Le poète contemporain, et peut-être pas seulement jusqu’à Hölderlin et Rimbaud comme le pense K. Axelos, découvre et fait découvrir dans son poème, le Devenir-de-la-Totalité du Jeu-du- Monde, en deçà et au delà de tout esthétisme. Le poème est une flèche visant cet infini en acte. Il est une parcelle dynamique de cet infini imprévu. Le poème énonce en filigrane le Jeu de l’Errance du Monde. Même apparemment circonscrit aux aléas de l’existence du poète, il la prolonge dans une trame de fond qui l’englobe et la dépasse. Tout poème manifeste dans son petit jeu de mots et d’images, de rythmes et de sonorités, le Jeu du Monde dans son ouverture impromptue et indéterminée à l’Errance. C’est la raison pour laquelle le sens de la totalité chez le poète et dans le poème ne saurait être réduit, comme le croient trop d’analystes freudiens, à une sublimation de positions psychiques archaïques mal résolues. Il ne s’agit pas de revenir dans le ventre maternel, dans un cocon feutré et harmonieux d’avant la naissance, mais de faire sentir intuitivement le déploiement de ce qui est sans cesse en devenir, cette ouverture d’une totalisation qui comprend en son sein toutes les logiques et tout ce qui ne peut être pensé conceptuellement. En cela tout poème est pour le lecteur attentif et préparé un mantra, une formule incantatoire, à partir duquel il peut être saisi par cette poéticité du Jeu du Monde. Le poème moderne rejoint là les plus beaux fleurons de la pensée orientale du Bouddhisme zen telle que nous avons pu commencer à la connaître en Occident dès 1927 à travers l’oeuvre de D. T. Suzuki.
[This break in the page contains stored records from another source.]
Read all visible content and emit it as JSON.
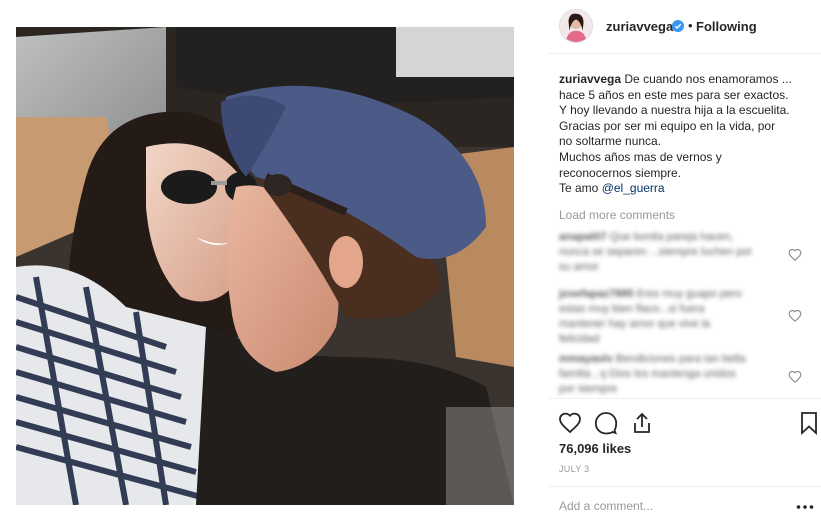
{
  "post": {
    "image_alt": "Selfie of a couple kissing inside a car",
    "header": {
      "username": "zuriavvega",
      "verified": true,
      "separator": "•",
      "follow_state": "Following"
    },
    "caption": {
      "username": "zuriavvega",
      "lines": [
        "De cuando nos enamoramos ...",
        "hace 5 años en este mes para ser exactos.",
        "Y hoy llevando a nuestra hija a la escuelita.",
        "Gracias por ser mi equipo en la vida, por",
        "no soltarme nunca.",
        "Muchos años mas de vernos y",
        "reconocernos siempre.",
        "Te amo"
      ],
      "mention": "@el_guerra"
    },
    "load_more_label": "Load more comments",
    "comments": [
      {
        "user": "anapat07",
        "lines": [
          "Que bonita pareja hacen,",
          "nunca se separen ...siempre luchen por",
          "su amor"
        ]
      },
      {
        "user": "josefapaz7885",
        "lines": [
          "Eres muy guapo pero",
          "estas muy bien flaco...si fuera ",
          "mantener hay amor que vive la",
          "felicidad"
        ]
      },
      {
        "user": "mmayaolv",
        "lines": [
          "Bendiciones para tan bella",
          "familia , q Dios los mantenga unidos",
          "por siempre"
        ]
      }
    ],
    "likes": "76,096 likes",
    "date": "JULY 3",
    "add_comment_placeholder": "Add a comment...",
    "icons": {
      "like": "heart-icon",
      "comment": "speech-bubble-icon",
      "share": "share-icon",
      "save": "bookmark-icon",
      "more": "ellipsis-icon"
    },
    "colors": {
      "verified": "#3897f0",
      "mention": "#003569",
      "muted": "#999999",
      "text": "#262626"
    }
  }
}
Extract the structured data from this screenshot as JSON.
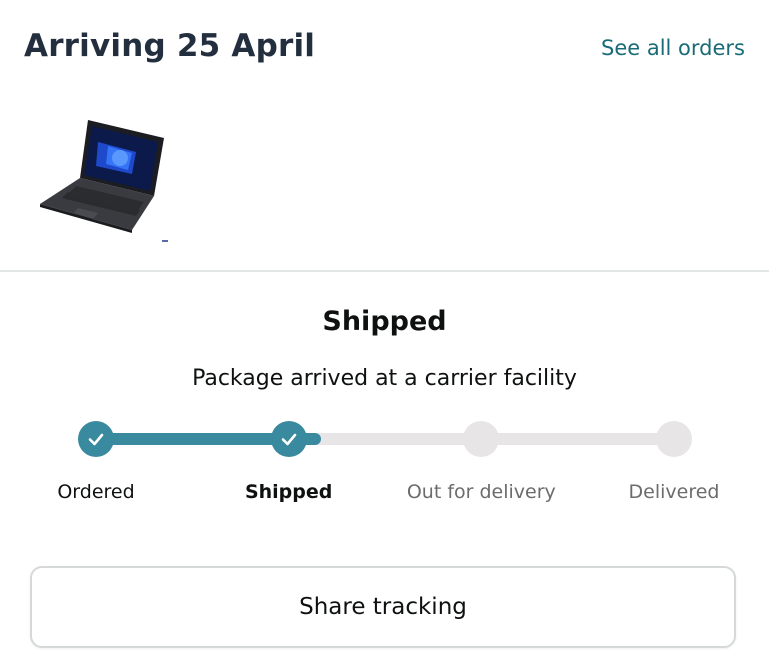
{
  "header": {
    "title": "Arriving 25 April",
    "see_all_orders_label": "See all orders",
    "link_color": "#1a6b77"
  },
  "product": {
    "image_icon": "laptop-image"
  },
  "status": {
    "title": "Shipped",
    "detail": "Package arrived at a carrier facility"
  },
  "tracker": {
    "progress_percent": 39,
    "steps": [
      {
        "label": "Ordered",
        "state": "done"
      },
      {
        "label": "Shipped",
        "state": "current"
      },
      {
        "label": "Out for delivery",
        "state": "todo"
      },
      {
        "label": "Delivered",
        "state": "todo"
      }
    ],
    "done_color": "#3a8a9f",
    "todo_color": "#e7e5e6",
    "check_icon": "check-icon"
  },
  "actions": {
    "share_tracking_label": "Share tracking"
  }
}
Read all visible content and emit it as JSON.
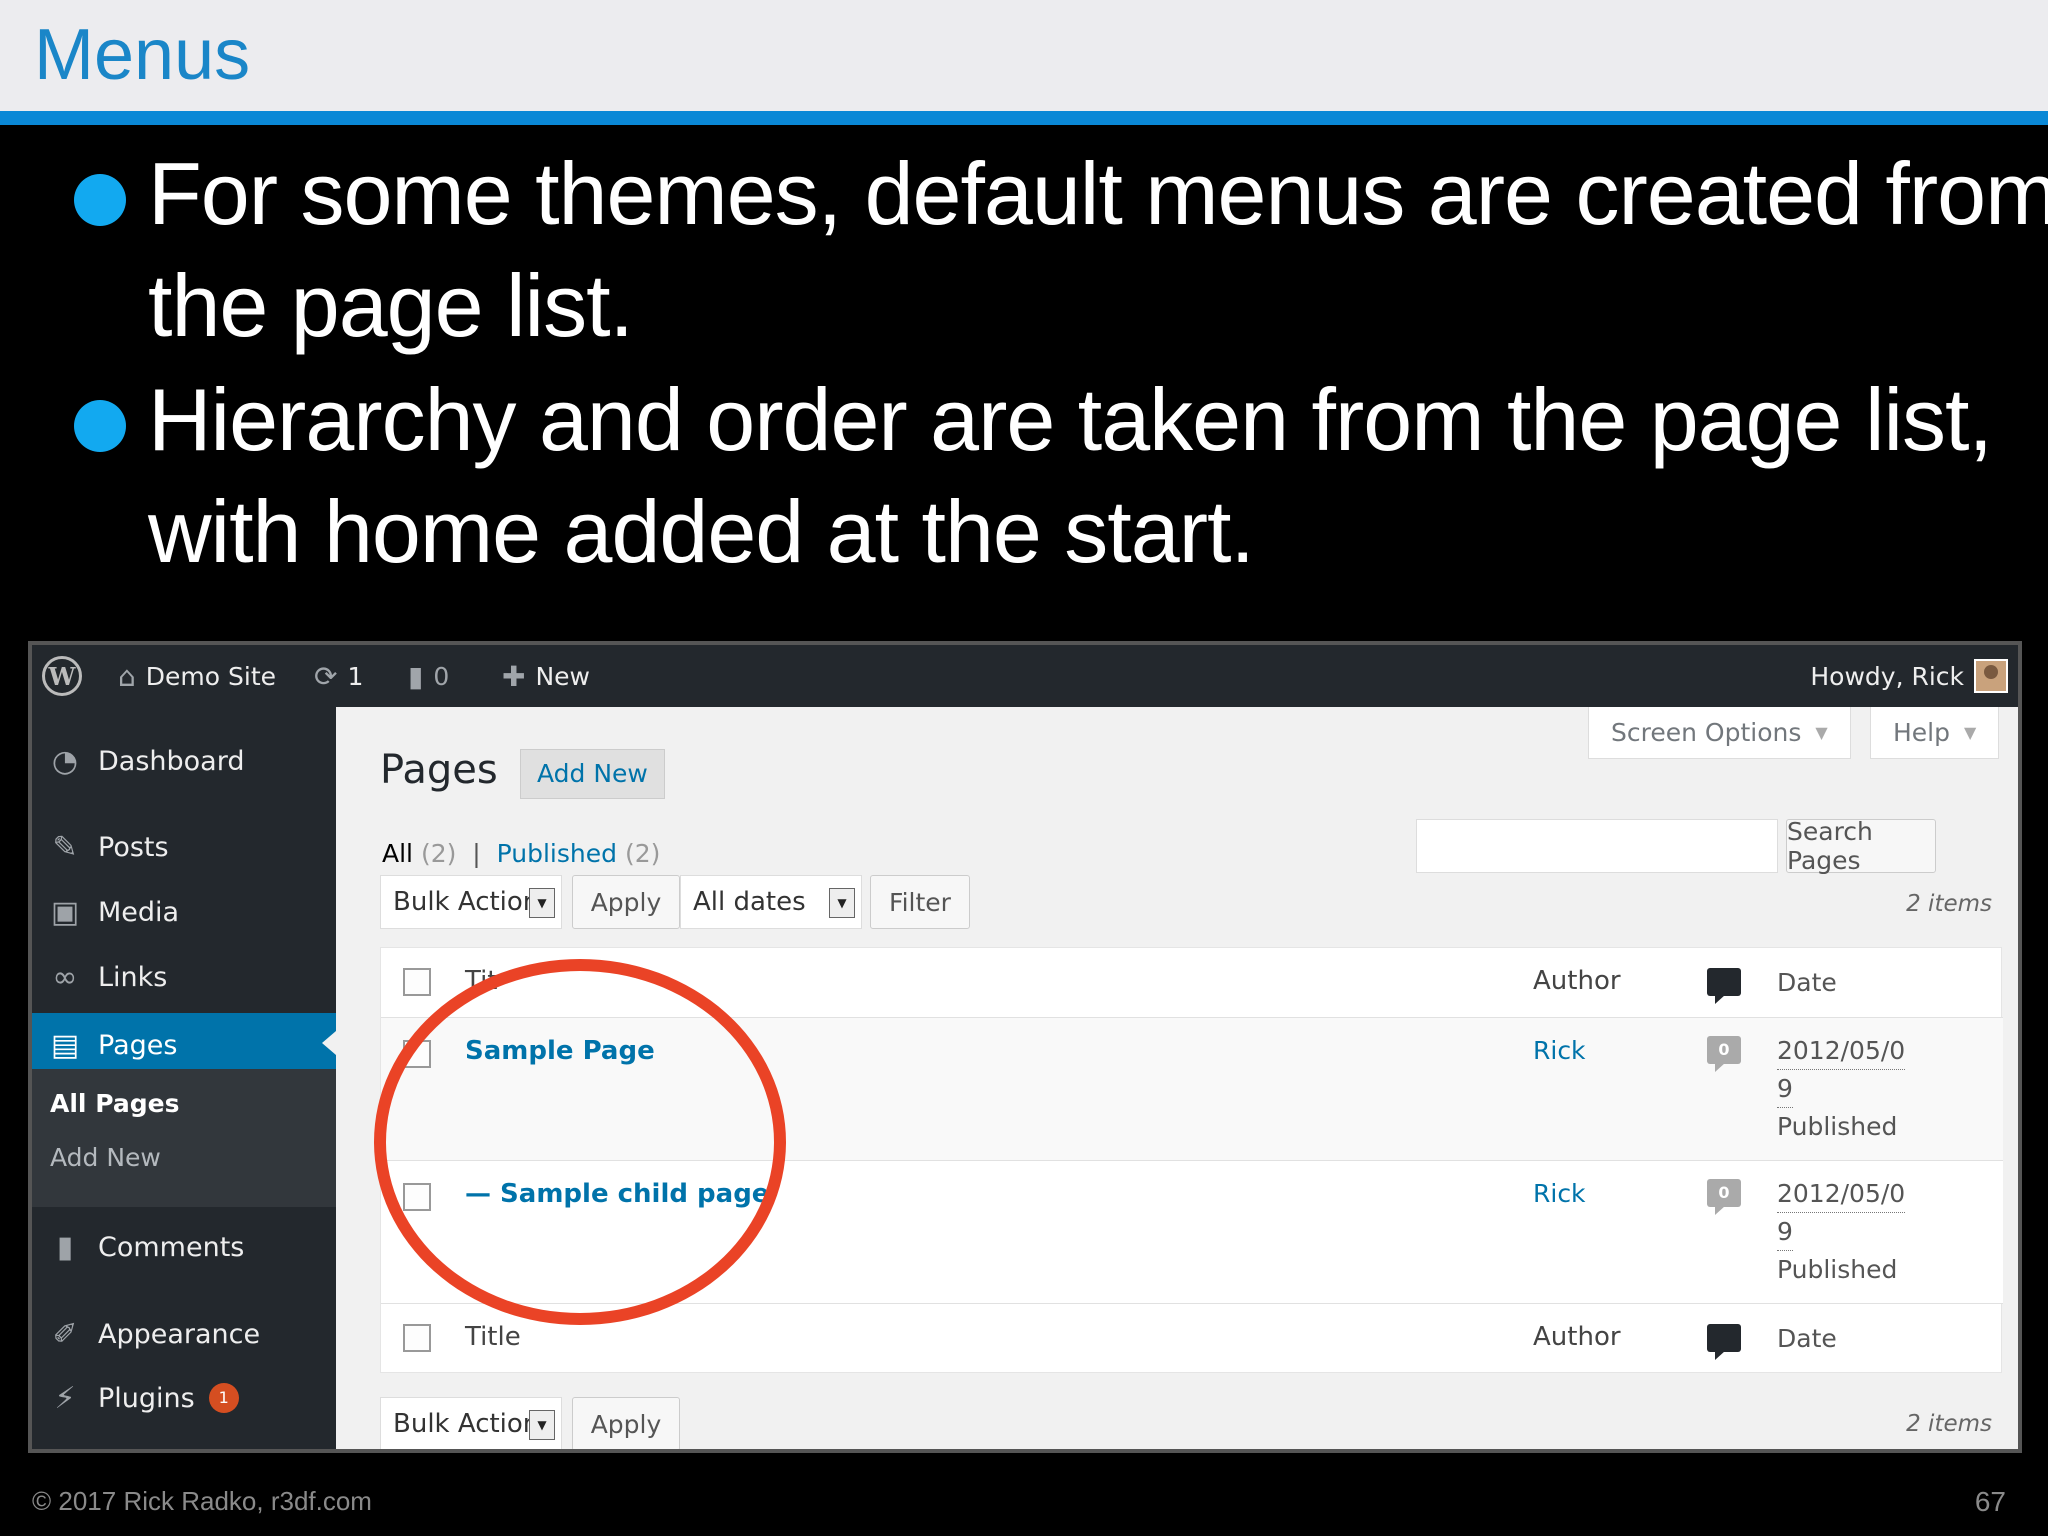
{
  "slide": {
    "title": "Menus",
    "bullets": [
      "For some themes, default menus are created from the page list.",
      "Hierarchy and order are taken from the page list, with home added at the start."
    ],
    "footer_left": "© 2017 Rick Radko, r3df.com",
    "page_number": "67",
    "accent_color": "#0a88d6",
    "bullet_color": "#12a9f0",
    "annotation_color": "#ea4326"
  },
  "adminbar": {
    "site_name": "Demo Site",
    "updates_count": "1",
    "comments_count": "0",
    "new_label": "New",
    "howdy": "Howdy, Rick",
    "icons": [
      "wordpress-icon",
      "home-icon",
      "update-icon",
      "comment-icon",
      "plus-icon"
    ]
  },
  "sidebar": {
    "items": [
      {
        "label": "Dashboard",
        "icon": "dashboard-icon"
      },
      {
        "label": "Posts",
        "icon": "pin-icon"
      },
      {
        "label": "Media",
        "icon": "media-icon"
      },
      {
        "label": "Links",
        "icon": "link-icon"
      },
      {
        "label": "Pages",
        "icon": "pages-icon",
        "current": true
      },
      {
        "label": "Comments",
        "icon": "comment-icon"
      },
      {
        "label": "Appearance",
        "icon": "brush-icon"
      },
      {
        "label": "Plugins",
        "icon": "plugin-icon",
        "badge": "1"
      }
    ],
    "submenu": [
      "All Pages",
      "Add New"
    ]
  },
  "main": {
    "title": "Pages",
    "add_new": "Add New",
    "screen_options": "Screen Options",
    "help": "Help",
    "filters": {
      "all_label": "All",
      "all_count": "(2)",
      "separator": "|",
      "published_label": "Published",
      "published_count": "(2)"
    },
    "search_button": "Search Pages",
    "search_value": "",
    "bulk_actions": "Bulk Actions",
    "apply": "Apply",
    "all_dates": "All dates",
    "filter": "Filter",
    "items_count": "2 items",
    "columns": {
      "title": "Title",
      "title_obscured": "Tit",
      "author": "Author",
      "date": "Date"
    },
    "rows": [
      {
        "title": "Sample Page",
        "author": "Rick",
        "comments": "0",
        "date_line1": "2012/05/0",
        "date_line2": "9",
        "status": "Published"
      },
      {
        "title": "— Sample child page",
        "author": "Rick",
        "comments": "0",
        "date_line1": "2012/05/0",
        "date_line2": "9",
        "status": "Published"
      }
    ]
  }
}
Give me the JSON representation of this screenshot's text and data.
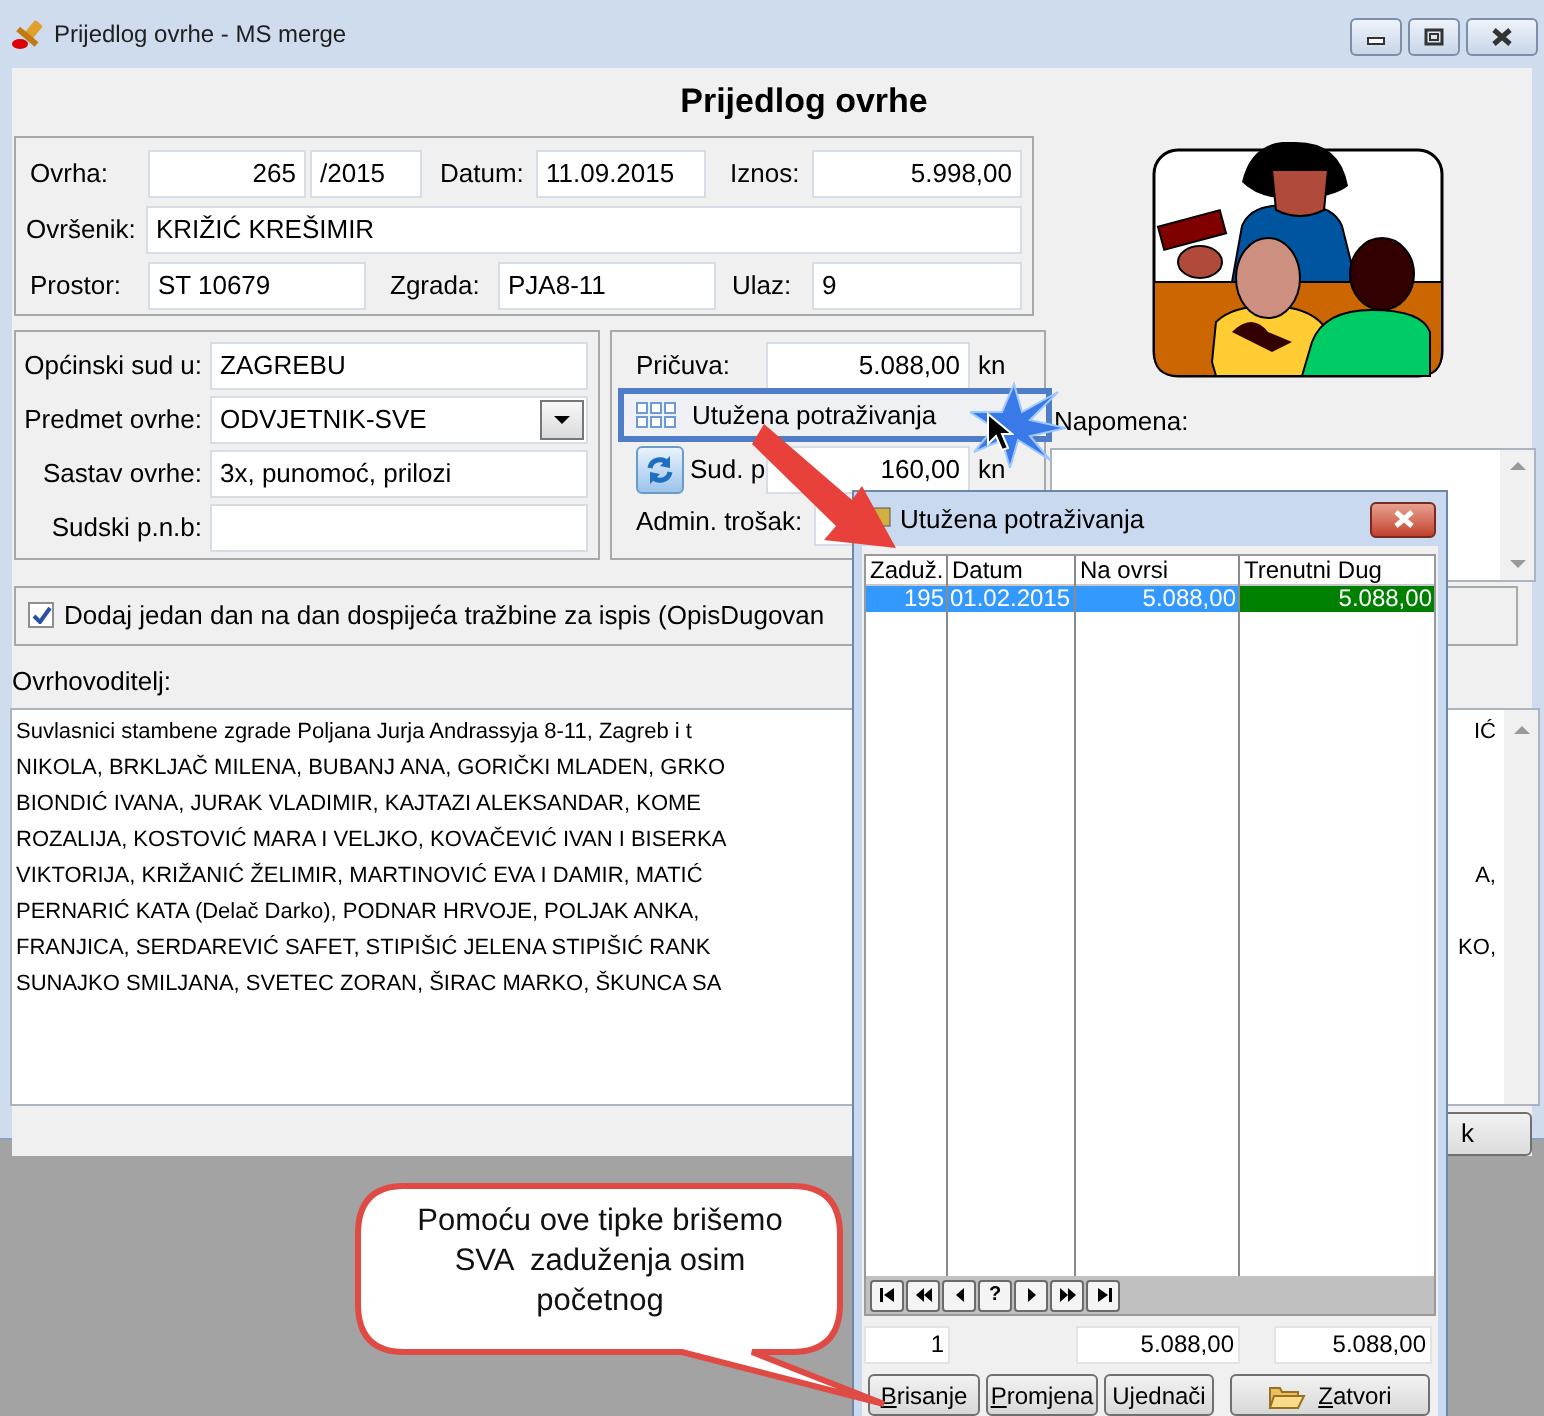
{
  "window": {
    "title": "Prijedlog ovrhe - MS merge"
  },
  "heading": "Prijedlog ovrhe",
  "ovrha": {
    "label": "Ovrha:",
    "number": "265",
    "year": "/2015"
  },
  "datum": {
    "label": "Datum:",
    "value": "11.09.2015"
  },
  "iznos": {
    "label": "Iznos:",
    "value": "5.998,00"
  },
  "ovrsenik": {
    "label": "Ovršenik:",
    "value": "KRIŽIĆ KREŠIMIR"
  },
  "prostor": {
    "label": "Prostor:",
    "value": "ST 10679"
  },
  "zgrada": {
    "label": "Zgrada:",
    "value": "PJA8-11"
  },
  "ulaz": {
    "label": "Ulaz:",
    "value": "9"
  },
  "court": [
    {
      "kind": "text",
      "label": "Općinski sud u:",
      "value": "ZAGREBU"
    },
    {
      "kind": "dropdown",
      "label": "Predmet ovrhe:",
      "value": "ODVJETNIK-SVE"
    },
    {
      "kind": "text",
      "label": "Sastav ovrhe:",
      "value": "3x, punomoć, prilozi"
    },
    {
      "kind": "tinted",
      "label": "Sudski p.n.b:"
    }
  ],
  "pricuva": {
    "label": "Pričuva:",
    "value": "5.088,00",
    "unit": "kn"
  },
  "claims_button": {
    "label": "Utužena potraživanja"
  },
  "sud": {
    "label": "Sud. p",
    "value": "160,00",
    "unit": "kn"
  },
  "admin": {
    "label": "Admin. trošak:"
  },
  "napomena": {
    "label": "Napomena:"
  },
  "checkbox": {
    "label": "Dodaj jedan dan na dan dospijeća tražbine za ispis (OpisDugovan",
    "checked": true
  },
  "ovrhovoditelj": {
    "label": "Ovrhovoditelj:",
    "lines": [
      {
        "left": "Suvlasnici stambene zgrade Poljana Jurja Andrassyja 8-11, Zagreb i t",
        "right": "IĆ"
      },
      {
        "left": "NIKOLA, BRKLJAČ MILENA, BUBANJ ANA, GORIČKI MLADEN, GRKO"
      },
      {
        "left": "BIONDIĆ IVANA, JURAK VLADIMIR, KAJTAZI ALEKSANDAR, KOME"
      },
      {
        "left": "ROZALIJA, KOSTOVIĆ MARA I VELJKO, KOVAČEVIĆ IVAN I BISERKA"
      },
      {
        "left": "VIKTORIJA, KRIŽANIĆ ŽELIMIR, MARTINOVIĆ EVA I DAMIR, MATIĆ",
        "right": "A,"
      },
      {
        "left": "PERNARIĆ KATA (Delač Darko), PODNAR HRVOJE, POLJAK ANKA,"
      },
      {
        "left": "FRANJICA, SERDAREVIĆ SAFET, STIPIŠIĆ JELENA STIPIŠIĆ RANK",
        "right": "KO,"
      },
      {
        "left": "SUNAJKO SMILJANA, SVETEC ZORAN, ŠIRAC MARKO, ŠKUNCA SA"
      }
    ]
  },
  "ok_button": {
    "label": "k"
  },
  "dialog": {
    "title": "Utužena potraživanja",
    "columns": [
      {
        "label": "Zaduž."
      },
      {
        "label": "Datum"
      },
      {
        "label": "Na ovrsi"
      },
      {
        "label": "Trenutni Dug",
        "color": "#008000"
      }
    ],
    "rows": [
      {
        "cells": [
          "195",
          "01.02.2015",
          "5.088,00",
          "5.088,00"
        ],
        "selected": true
      }
    ],
    "nav": [
      {
        "kind": "first"
      },
      {
        "kind": "prev_page"
      },
      {
        "kind": "prev"
      },
      {
        "kind": "help",
        "label": "?"
      },
      {
        "kind": "next"
      },
      {
        "kind": "next_page"
      },
      {
        "kind": "last"
      }
    ],
    "totals": [
      "1",
      "5.088,00",
      "5.088,00"
    ],
    "buttons": [
      {
        "label": "Brisanje",
        "mnemonic": true
      },
      {
        "label": "Promjena",
        "mnemonic": true
      },
      {
        "label": "Ujednači",
        "mnemonic": false
      },
      {
        "label": "Zatvori",
        "mnemonic": true,
        "kind": "with_icon"
      }
    ]
  },
  "callout": {
    "lines": [
      "Pomoću ove tipke brišemo",
      "SVA  zaduženja osim",
      "početnog"
    ]
  }
}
Le Zen, qui est avant tout expérience d’un état de conscience différente, nous fait faire l’épreuve intuitive d’une profondeur insoupçonnée du réel avant toute dénomination. Elle est une pensée sans concept ni image. Sa méthode consiste à surprendre, déconcerter, stimuler, dérouter et épuiser l’intellect jusqu’au moment où il nous apparaît de toute évidence que l’intellection est une impasse totale pour comprendre la racine du réel. Le Zen perçoit la vie et non un concept sur la vie. Il propose une voie de réalisation et non la description assimilable du résultat : le satori (l’illumination).

A l’origine (VIe siècle de notre ère) liée au taoïsme chinois tardif et quelque peu affadi par des pratiques magiques, auquel il redonna une vigueur spirituelle plus conforme au Tao Te King de Lao Tseu (VIe siècle avant J.C.), le Zen, c’est-à-dire la “méditation” en tant qu’elle reflète un état de conscience supérieure unissant l’homme à la réalité ultime de l’univers à travers des gestes les plus simples et ordinaires de la vie quotidienne, affirme que l’homme souffre à cause de sa soif de posséder et de garder, ce qui est essentiellement transitoire et mouvant. Le Zen saisit ce qui est de l’ordre d’une pointe d’aiguille sur l’instant et qui, plus jamais, ne se répètera. Cette prise de conscience entraîne le sage zen vers un humour permanent se traduisant par des éclats de rire déconcertants, comme j’ai pu moi-même le constater, car pour lui le monde est neuf de commencement en commencement dans ses moindres détails.

O merveille,

O miracle,

Je tire de l’eau et je porte du bois !

s’écrie le poète zen P’ang-Yun.

On sait maintenant que cette vision psychique des choses correspond à ce que de nombreux scientifiques de la physique sub-atomique élaborent comme théorie interprétative de la matière, dans la foulée de la Mécanique Quantique. Ce qui d’ailleurs ne prouve rien car les deux modes de connaissance scientifique et spirituelle zen, sont absolument différents, tout en étant à la fois rigoureux, fondés sur l’expérience et la reconnaissance des résultats par une communauté savante de part et d’autre, comme l’a fort bien souligné Ken Wilber [16].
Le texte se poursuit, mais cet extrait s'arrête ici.